Electronic nicotine delivery systems (ENDS), including e-cigarettes, are battery-operated devices which are vaped with the intent of delivering nicotine to the user. As these devices have become more prevalent on the market, so has the need to quantify different harmful and potentially harmful constituents (HPHCs) from those e-cigarettes. The FDA CTP has an established list of HPHCs, but my focus in collaboration with other labs was metals and volatile organic compounds (VOCs).

Throughout this work, both the unaerosolized e-liquids and generated aerosols were characterized for metals and VOCs. Commercial disposable e-cigarettes were purchased, their e-liquids were extracted, and those e-liquids were analyzed for metal content. Across different batches and lots of the same products, metal levels varied greatly. An early focus of the work was determining where the metals in the e-liquid come from, which necessitated x-raying and deconstructing products to determine where e-liquid contacts materials of construction.
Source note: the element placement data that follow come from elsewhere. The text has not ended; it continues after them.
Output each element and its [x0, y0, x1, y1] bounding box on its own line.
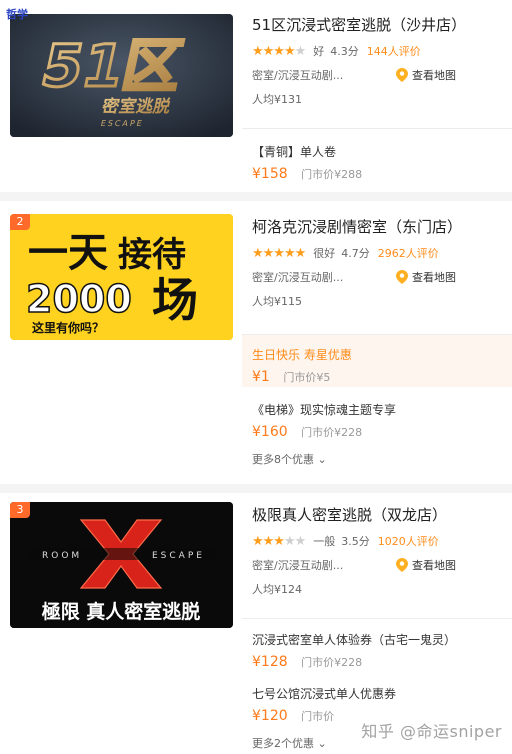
star-rating: ★★★★★ — [252, 533, 306, 549]
thumb-2000-art: 一天 接待 2000 场 这里有你吗？ — [10, 214, 233, 340]
rating-row: ★★★★★ 一般 3.5分 1020人评价 — [252, 531, 506, 551]
section-separator — [0, 484, 512, 493]
more-deals-link[interactable]: 更多8个优惠 ⌄ — [252, 451, 327, 467]
svg-text:ESCAPE: ESCAPE — [100, 118, 145, 128]
category-tags: 密室/沉浸互动剧... — [252, 559, 344, 572]
listing-thumbnail-3[interactable]: ROOM ESCAPE 極限 真人密室逃脱 3 — [10, 502, 233, 628]
deal-price-row: ¥1 门市价¥5 — [252, 369, 506, 385]
section-separator — [0, 192, 512, 201]
market-price: 门市价 — [301, 710, 335, 723]
deal-title: 七号公馆沉浸式单人优惠券 — [252, 687, 397, 701]
rating-word: 好 — [313, 45, 325, 58]
divider — [242, 618, 512, 619]
thumb-51-art: 51区 密室逃脱 ESCAPE — [10, 14, 233, 137]
view-map-link[interactable]: 查看地图 — [396, 269, 506, 285]
listing-thumbnail-1[interactable]: 51区 密室逃脱 ESCAPE — [10, 14, 233, 137]
rating-row: ★★★★★ 很好 4.7分 2962人评价 — [252, 243, 506, 263]
market-price: 门市价¥5 — [283, 371, 331, 384]
listing-title[interactable]: 柯洛克沉浸剧情密室（东门店） — [252, 216, 506, 237]
rating-score: 4.3分 — [330, 45, 359, 58]
category-tags: 密室/沉浸互动剧... — [252, 69, 344, 82]
listing-title[interactable]: 极限真人密室逃脱（双龙店） — [252, 504, 506, 525]
average-price: 人均¥124 — [252, 583, 302, 596]
average-price: 人均¥115 — [252, 295, 302, 308]
review-count[interactable]: 2962人评价 — [378, 245, 439, 261]
svg-text:密室逃脱: 密室逃脱 — [100, 96, 172, 117]
deal-price: ¥160 — [252, 424, 288, 440]
listing-info-1: 51区沉浸式密室逃脱（沙井店） ★★★★★ 好 4.3分 144人评价 密室/沉… — [252, 14, 506, 107]
rating-score: 4.7分 — [341, 247, 370, 260]
view-map-link[interactable]: 查看地图 — [396, 67, 506, 83]
average-price: 人均¥131 — [252, 93, 302, 106]
deal-price-row: ¥158 门市价¥288 — [252, 166, 506, 182]
deal-price: ¥1 — [252, 369, 270, 385]
rating-row: ★★★★★ 好 4.3分 144人评价 — [252, 41, 506, 61]
listing-info-3: 极限真人密室逃脱（双龙店） ★★★★★ 一般 3.5分 1020人评价 密室/沉… — [252, 504, 506, 597]
svg-text:2000: 2000 — [26, 277, 132, 321]
watermark: 知乎 @命运sniper — [361, 722, 502, 741]
deal-price: ¥158 — [252, 166, 288, 182]
svg-text:一天: 一天 — [28, 230, 108, 276]
deal-title: 【青铜】单人卷 — [252, 145, 337, 159]
listing-thumbnail-2[interactable]: 一天 接待 2000 场 这里有你吗？ 2 — [10, 214, 233, 340]
review-count[interactable]: 1020人评价 — [378, 533, 439, 549]
svg-text:ROOM: ROOM — [42, 551, 82, 561]
map-pin-icon — [396, 68, 408, 82]
rating-word: 一般 — [313, 535, 336, 548]
view-map-link[interactable]: 查看地图 — [396, 557, 506, 573]
market-price: 门市价¥228 — [301, 426, 363, 439]
view-map-label: 查看地图 — [412, 271, 456, 284]
listing-title[interactable]: 51区沉浸式密室逃脱（沙井店） — [252, 14, 506, 35]
rank-badge: 2 — [10, 214, 30, 230]
category-tags: 密室/沉浸互动剧... — [252, 271, 344, 284]
star-rating: ★★★★★ — [252, 43, 306, 59]
deal-title: 沉浸式密室单人体验券（古宅一鬼灵） — [252, 633, 457, 647]
review-count[interactable]: 144人评价 — [367, 43, 421, 59]
map-pin-icon — [396, 270, 408, 284]
deal-price: ¥120 — [252, 708, 288, 724]
listing-card-3[interactable]: ROOM ESCAPE 極限 真人密室逃脱 3 极限真人密室逃脱（双龙店） ★★… — [0, 493, 512, 754]
listing-card-2[interactable]: 一天 接待 2000 场 这里有你吗？ 2 柯洛克沉浸剧情密室（东门店） ★★★… — [0, 201, 512, 486]
rating-score: 3.5分 — [341, 535, 370, 548]
corner-tag: 哲学 — [6, 8, 28, 21]
svg-text:接待: 接待 — [118, 235, 186, 275]
star-rating: ★★★★★ — [252, 245, 306, 261]
deal-title: 生日快乐 寿星优惠 — [252, 348, 352, 362]
deal-price: ¥128 — [252, 654, 288, 670]
thumb-xroom-art: ROOM ESCAPE 極限 真人密室逃脱 — [10, 502, 233, 628]
listing-info-2: 柯洛克沉浸剧情密室（东门店） ★★★★★ 很好 4.7分 2962人评价 密室/… — [252, 216, 506, 309]
deal-price-row: ¥160 门市价¥228 — [252, 424, 506, 440]
svg-text:51区: 51区 — [36, 33, 189, 100]
listing-card-1[interactable]: 51区 密室逃脱 ESCAPE 51区沉浸式密室逃脱（沙井店） ★★★★★ 好 … — [0, 0, 512, 190]
deal-title: 《电梯》现实惊魂主题专享 — [252, 403, 397, 417]
deal-item[interactable]: 生日快乐 寿星优惠 ¥1 门市价¥5 — [252, 346, 506, 385]
tags-row: 密室/沉浸互动剧... 查看地图 — [252, 269, 506, 285]
tags-row: 密室/沉浸互动剧... 查看地图 — [252, 557, 506, 573]
svg-text:ESCAPE: ESCAPE — [152, 551, 205, 561]
deal-item[interactable]: 沉浸式密室单人体验券（古宅一鬼灵） ¥128 门市价¥228 — [252, 631, 506, 670]
market-price: 门市价¥228 — [301, 656, 363, 669]
map-pin-icon — [396, 558, 408, 572]
divider — [242, 128, 512, 129]
deal-price-row: ¥128 门市价¥228 — [252, 654, 506, 670]
svg-text:这里有你吗？: 这里有你吗？ — [32, 320, 104, 335]
rank-badge: 3 — [10, 502, 30, 518]
deal-item[interactable]: 《电梯》现实惊魂主题专享 ¥160 门市价¥228 — [252, 401, 506, 440]
more-deals-link[interactable]: 更多2个优惠 ⌄ — [252, 735, 327, 751]
view-map-label: 查看地图 — [412, 559, 456, 572]
svg-text:極限 真人密室逃脱: 極限 真人密室逃脱 — [42, 600, 201, 623]
rating-word: 很好 — [313, 247, 336, 260]
view-map-label: 查看地图 — [412, 69, 456, 82]
tags-row: 密室/沉浸互动剧... 查看地图 — [252, 67, 506, 83]
deal-item[interactable]: 【青铜】单人卷 ¥158 门市价¥288 — [252, 143, 506, 182]
svg-text:场: 场 — [152, 273, 198, 327]
market-price: 门市价¥288 — [301, 168, 363, 181]
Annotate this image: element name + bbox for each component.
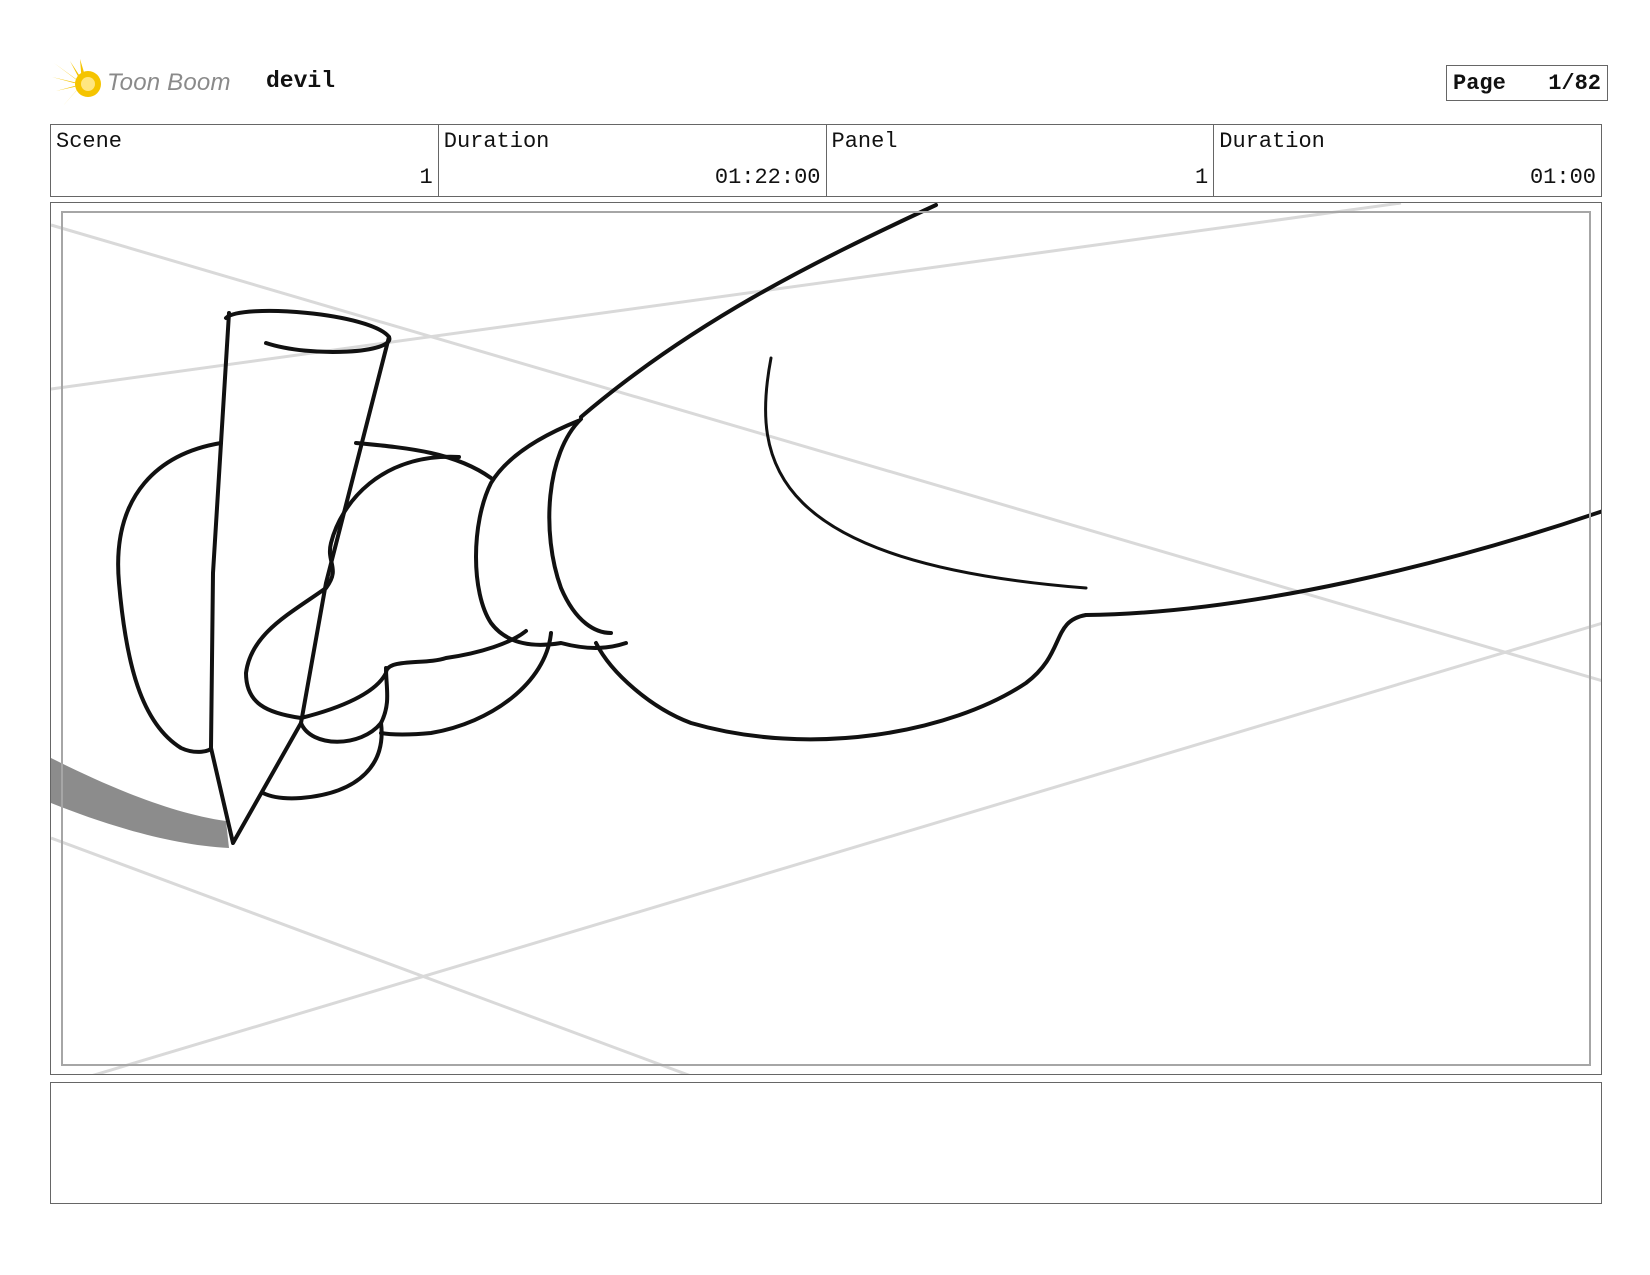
scene-duration-label: Duration (443, 129, 550, 154)
drawn-stroke (51, 758, 229, 848)
toon-boom-logo: Toon Boom (52, 57, 252, 111)
hand-drawing-sketch (51, 203, 1601, 1074)
storyboard-panel-image (50, 202, 1602, 1075)
scene-cell: Scene 1 (51, 125, 439, 196)
scene-number: 1 (419, 165, 433, 190)
page-number: 1/82 (1548, 70, 1601, 96)
panel-number: 1 (1195, 165, 1209, 190)
page-label: Page (1453, 70, 1506, 96)
panel-duration-cell: Duration 01:00 (1214, 125, 1601, 196)
panel-duration-value: 01:00 (1529, 165, 1596, 190)
panel-label: Panel (831, 129, 898, 154)
brand-text: Toon Boom (107, 69, 231, 96)
toon-boom-star-icon (52, 59, 101, 107)
hand-outline (116, 203, 1601, 845)
scene-duration-cell: Duration 01:22:00 (439, 125, 827, 196)
project-title: devil (266, 68, 336, 94)
panel-cell: Panel 1 (827, 125, 1215, 196)
perspective-guides (51, 203, 1601, 1074)
panel-notes[interactable] (50, 1082, 1602, 1204)
panel-duration-label: Duration (1219, 129, 1325, 154)
page-counter: Page 1/82 (1446, 65, 1608, 101)
scene-info-table: Scene 1 Duration 01:22:00 Panel 1 Durati… (50, 124, 1602, 197)
page-header: Toon Boom devil Page 1/82 (52, 55, 1608, 111)
scene-label: Scene (56, 129, 123, 154)
scene-duration-value: 01:22:00 (714, 165, 821, 190)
To further inform on the metals that may be present in e-cigarette aerosols, we developed and constructed an ENDS aerosolization machine to vape e-cigarette products. The ENDS aerosolization machine is sufficiently adaptable for use in aerosolizing commercially available ENDS products, as well as refillable products, with the aerosol collectable in a variety of manners to permit analysis of metal content, VOCs, and cellular effects. Using this machine, we have determined that metals, such as copper, chromium, nickel, and lead, are transferred from e-liquids into aerosols at different efficiencies depending on the e-liquid carrier vehicle and the type of metal in the starting e-liquid. Similarly, we have developed an effective approach for the characterization of VOCs produced by aerosolization. This necessitated capturing volatile and non-volatile components of the aerosol. Our methodology uses real-time derivatization of the VOCs, namely formaldehyde, acetaldehyde, acrolein, acetone, propionaldehyde, crotonaldehyde and 2-butanone, followed by extraction, and analysis via mass spectrometry. From this body of research, we have developed validated methods to analyze unaerosolized e-liquids and generated aerosols from e-cigarettes in order to better understand the harmful and potentially harmful constituents within.